Over 900 children in HSE care have no social worker

MORE THAN 900 children in the care of the Health Service Executive do not have an allocated social worker, new figures show.

MORE THAN 900 children in the care of the Health Service Executive do not have an allocated social worker, new figures show.

While there are 5,529 children in care, just 4,623 or 83.6 per cent of them have an allocated social worker. The data, which reflects the position at the end of March, was provided to a recent meeting of the HSE board.

The figures show the situation is worst in the Dublin/North East region, where 30 per cent of children in care do not have an allocated social worker. But in the West, just 4.5 per cent of children in care do not have an allocated social worker.

The majority of these children in care are with foster families.

READ MORE

At the launch of the HSE’s annual report for 2008 yesterday, the head of the HSE Prof Brendan Drumm, admitted it did not have sufficient social workers.

Asked how confident he was that the 5,000-plus children in care at the end of last year were being well cared for given the shortage of social workers, Prof Drumm indicated the real concern was the numbers of reports of at-risk children in the community for whom social workers could not be allocated .

“I am not so much concerned about that group [those in care] as about the massively growing demand for people reporting cases of child welfare or child abuse cases. That is something we are likely to see continuing to grow and to be a huge challenge for us,” he said.

The Irish Times reported earlier this month that about 21,000 reports of children at risk were made to health authorities last year, but one-third of these were not allocated to social workers.

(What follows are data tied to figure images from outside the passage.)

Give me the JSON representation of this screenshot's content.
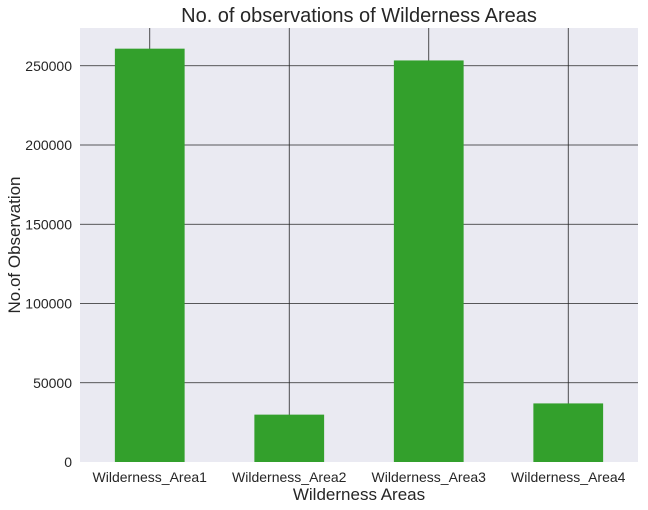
{
  "chart_data": {
    "type": "bar",
    "title": "No. of observations of Wilderness Areas",
    "xlabel": "Wilderness Areas",
    "ylabel": "No.of Observation",
    "categories": [
      "Wilderness_Area1",
      "Wilderness_Area2",
      "Wilderness_Area3",
      "Wilderness_Area4"
    ],
    "values": [
      260796,
      29884,
      253364,
      36968
    ],
    "ylim": [
      0,
      273836
    ],
    "yticks": [
      0,
      50000,
      100000,
      150000,
      200000,
      250000
    ],
    "ytick_labels": [
      "0",
      "50000",
      "100000",
      "150000",
      "200000",
      "250000"
    ],
    "grid": true,
    "legend": "none",
    "bar_color": "#33a02c",
    "background_color": "#eaeaf2",
    "grid_color": "#262626"
  }
}
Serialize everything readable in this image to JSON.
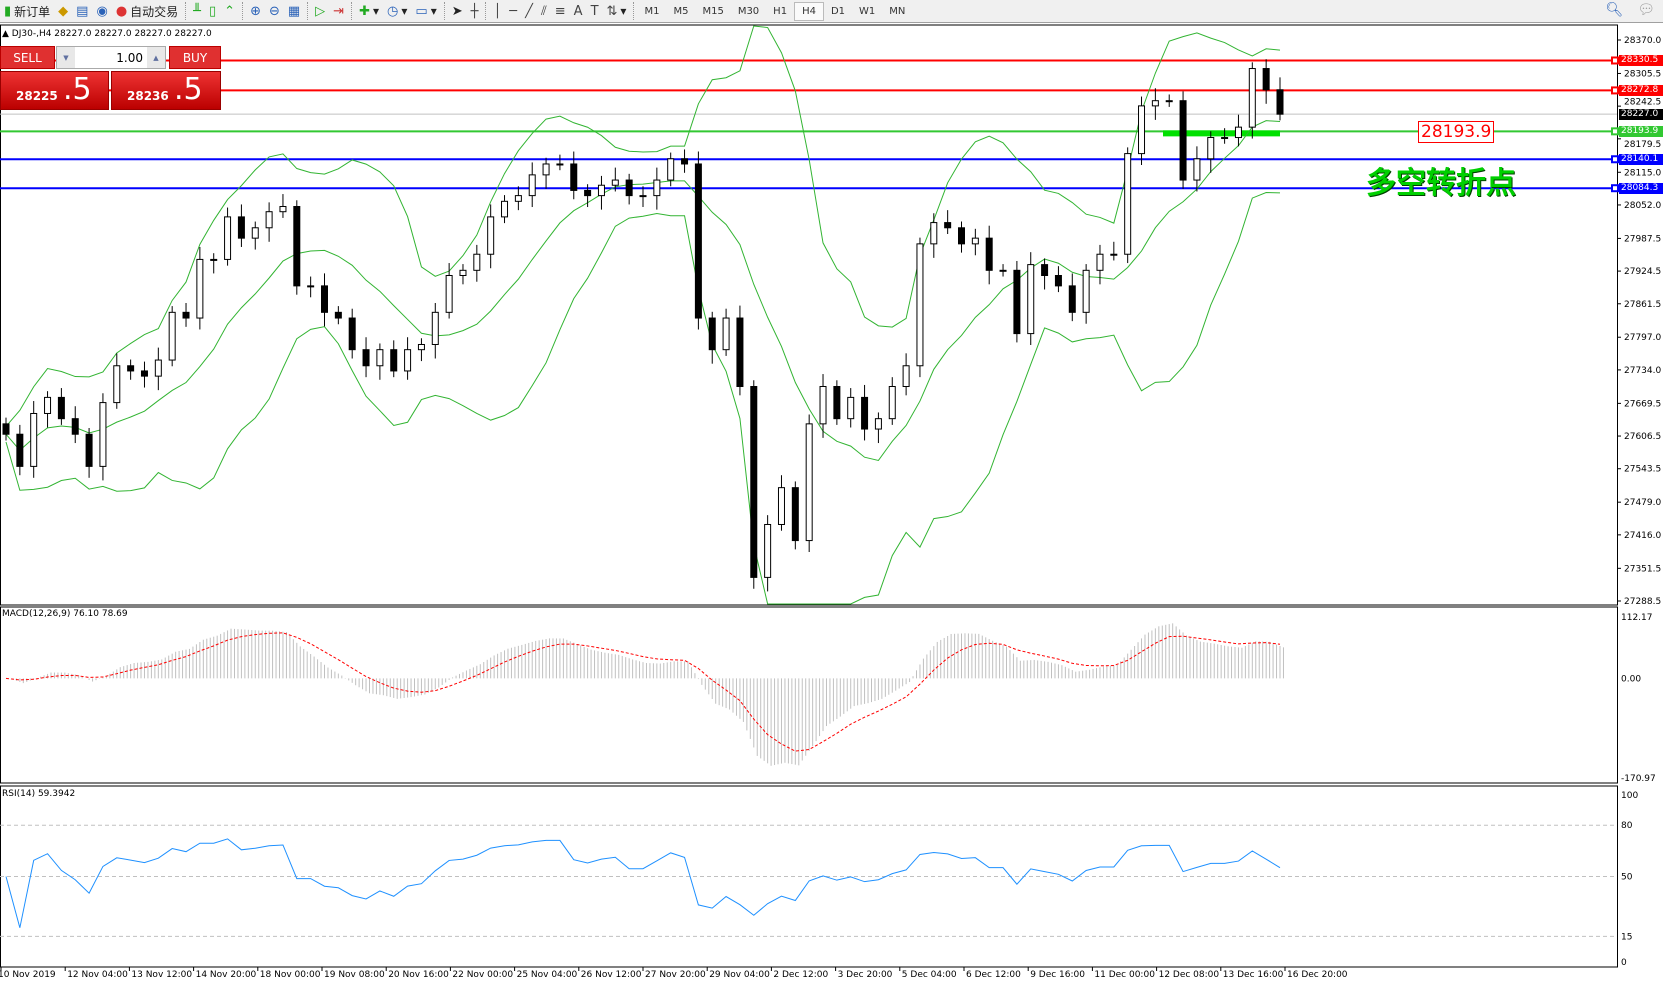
{
  "toolbar": {
    "new_order": "新订单",
    "auto_trading": "自动交易",
    "icons": [
      "new-order-icon",
      "market-watch-icon",
      "navigator-icon",
      "signals-icon",
      "auto-trading-icon",
      "bar-chart-icon",
      "candlestick-icon",
      "line-chart-icon",
      "zoom-in-icon",
      "zoom-out-icon",
      "tile-windows-icon",
      "auto-scroll-icon",
      "chart-shift-icon",
      "indicators-icon",
      "periods-icon",
      "templates-icon",
      "cursor-icon",
      "crosshair-icon",
      "vertical-line-icon",
      "horizontal-line-icon",
      "trendline-icon",
      "equidistant-channel-icon",
      "fibonacci-icon",
      "text-icon",
      "text-label-icon",
      "arrows-icon"
    ],
    "timeframes": [
      "M1",
      "M5",
      "M15",
      "M30",
      "H1",
      "H4",
      "D1",
      "W1",
      "MN"
    ],
    "active_timeframe": "H4"
  },
  "chart": {
    "title": "DJ30-,H4  28227.0 28227.0 28227.0 28227.0",
    "trade": {
      "sell": "SELL",
      "buy": "BUY",
      "lot": "1.00",
      "bid_main": "28225",
      "bid_big": ".5",
      "ask_main": "28236",
      "ask_big": ".5"
    },
    "price_ticks": [
      "28370.0",
      "28305.5",
      "28242.5",
      "28179.5",
      "28115.0",
      "28052.0",
      "27987.5",
      "27924.5",
      "27861.5",
      "27797.0",
      "27734.0",
      "27669.5",
      "27606.5",
      "27543.5",
      "27479.0",
      "27416.0",
      "27351.5",
      "27288.5"
    ],
    "price_range": [
      27288.5,
      28370.0
    ],
    "hlines": [
      {
        "price": 28330.5,
        "label": "28330.5",
        "color": "#ff0000"
      },
      {
        "price": 28272.8,
        "label": "28272.8",
        "color": "#ff0000"
      },
      {
        "price": 28227.0,
        "label": "28227.0",
        "color": "#000000",
        "current": true
      },
      {
        "price": 28193.9,
        "label": "28193.9",
        "color": "#32c832"
      },
      {
        "price": 28140.1,
        "label": "28140.1",
        "color": "#0000ff"
      },
      {
        "price": 28084.3,
        "label": "28084.3",
        "color": "#0000ff"
      }
    ],
    "annotation_price": "28193.9",
    "annotation_text": "多空转折点",
    "closes": [
      27610,
      27548,
      27650,
      27681,
      27640,
      27610,
      27548,
      27671,
      27742,
      27732,
      27722,
      27753,
      27845,
      27834,
      27947,
      27947,
      28029,
      27988,
      28008,
      28039,
      28049,
      27896,
      27896,
      27845,
      27834,
      27773,
      27742,
      27773,
      27732,
      27773,
      27783,
      27845,
      27916,
      27926,
      27957,
      28029,
      28059,
      28070,
      28110,
      28131,
      28131,
      28080,
      28070,
      28090,
      28100,
      28070,
      28070,
      28100,
      28141,
      28131,
      27834,
      27773,
      27834,
      27702,
      27334,
      27436,
      27507,
      27405,
      27630,
      27702,
      27640,
      27681,
      27620,
      27640,
      27702,
      27742,
      27977,
      28018,
      28008,
      27977,
      27988,
      27926,
      27926,
      27804,
      27937,
      27916,
      27896,
      27845,
      27926,
      27957,
      27957,
      28151,
      28243,
      28253,
      28253,
      28100,
      28141,
      28182,
      28182,
      28202,
      28315,
      28274,
      28227
    ],
    "x_labels": [
      "10 Nov 2019",
      "12 Nov 04:00",
      "13 Nov 12:00",
      "14 Nov 20:00",
      "18 Nov 00:00",
      "19 Nov 08:00",
      "20 Nov 16:00",
      "22 Nov 00:00",
      "25 Nov 04:00",
      "26 Nov 12:00",
      "27 Nov 20:00",
      "29 Nov 04:00",
      "2 Dec 12:00",
      "3 Dec 20:00",
      "5 Dec 04:00",
      "6 Dec 12:00",
      "9 Dec 16:00",
      "11 Dec 00:00",
      "12 Dec 08:00",
      "13 Dec 16:00",
      "16 Dec 20:00"
    ],
    "bands_color": "#32b432"
  },
  "macd": {
    "label": "MACD(12,26,9) 76.10 78.69",
    "max": "112.17",
    "zero": "0.00",
    "min": "-170.97",
    "range": [
      -170.97,
      112.17
    ],
    "signal_color": "#ff0000",
    "hist_color": "#c0c0c0"
  },
  "rsi": {
    "label": "RSI(14) 59.3942",
    "ticks": [
      "100",
      "80",
      "50",
      "15",
      "0"
    ],
    "levels": [
      80,
      50,
      15
    ],
    "color": "#1e90ff"
  }
}
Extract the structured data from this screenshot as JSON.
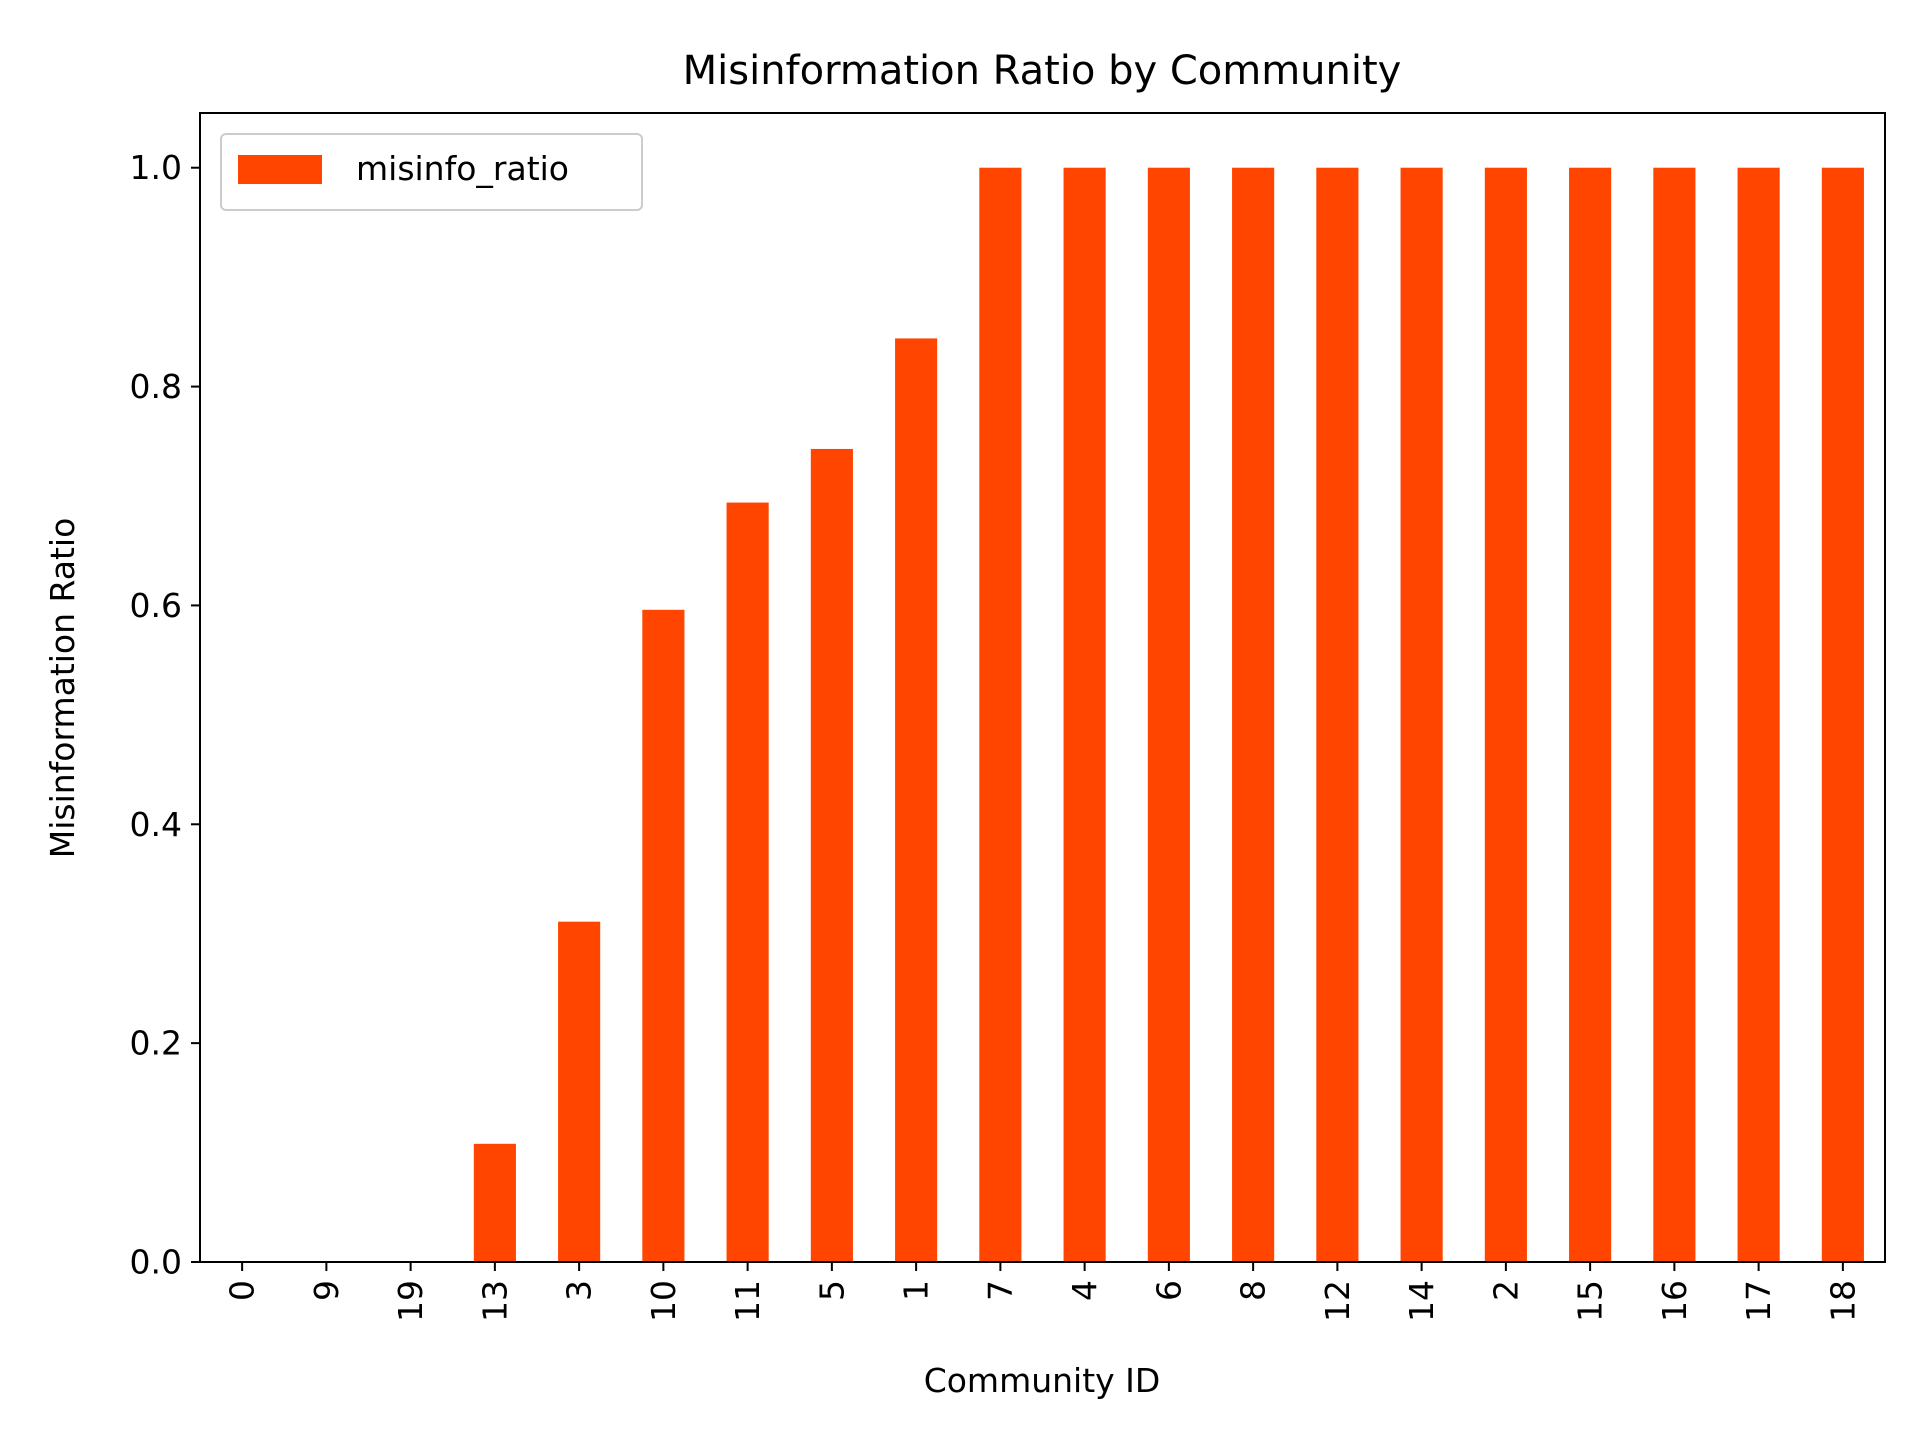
{
  "chart_data": {
    "type": "bar",
    "title": "Misinformation Ratio by Community",
    "xlabel": "Community ID",
    "ylabel": "Misinformation Ratio",
    "categories": [
      "0",
      "9",
      "19",
      "13",
      "3",
      "10",
      "11",
      "5",
      "1",
      "7",
      "4",
      "6",
      "8",
      "12",
      "14",
      "2",
      "15",
      "16",
      "17",
      "18"
    ],
    "series": [
      {
        "name": "misinfo_ratio",
        "color": "#ff4500",
        "values": [
          0.0,
          0.0,
          0.0,
          0.108,
          0.311,
          0.596,
          0.694,
          0.743,
          0.844,
          1.0,
          1.0,
          1.0,
          1.0,
          1.0,
          1.0,
          1.0,
          1.0,
          1.0,
          1.0,
          1.0
        ]
      }
    ],
    "ylim": [
      0,
      1.05
    ],
    "yticks": [
      "0.0",
      "0.2",
      "0.4",
      "0.6",
      "0.8",
      "1.0"
    ],
    "legend_position": "top-left",
    "grid": false
  }
}
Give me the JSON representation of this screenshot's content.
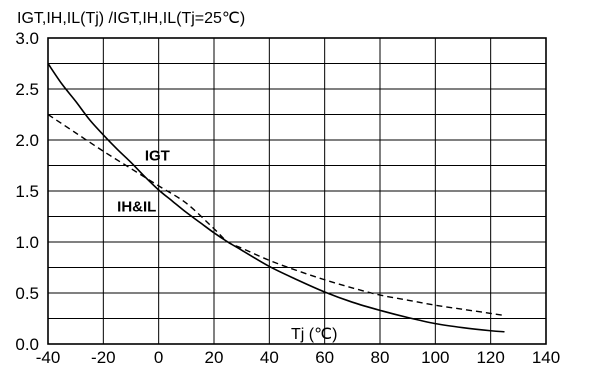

And a HSE report published earlier this week showed it received 23,268 reports relating to child abuse, neglect and child welfare concerns in 2007 and that there was an initial assessment undertaken in respect of 15,074 of them. Fine Gael’s Alan Shatter questioned why no initial assessment was undertaken in relation to the other 8,194 reports received.

Prof Drumm said all cases would have been triaged and then prioritised, but he warned only 10 per cent of abuse cases were being reported to the HSE, so it was only seeing the tip of the iceberg.

He added that the HSE planned to appoint an additional 60-70 social workers this year and to standardise the manner in which allegations of abuse or neglect were handled by social workers.

“We are appointing more social workers, we are standardising how the system deals with these requests, but it’s not something that I can give you any reassurance by saying that I’m happy. It’s a continuous challenge,” he said.

He added that only 10 per cent of abuse cases would actually come to the attention of the HSE.

Later on the News at One on RTÉ, he said he would be “surprised” if the HSE received funding for an out of hours social work service in the current economic climate. The lack of such a service has been criticised several times, most recently in the report into the deaths of the Dunne family in Monageer, Co Wexford.

The service would cost €20 million annually. Instead of it “places of safety” can be accessed for children out of hours through the Garda or GP co-ops, he said.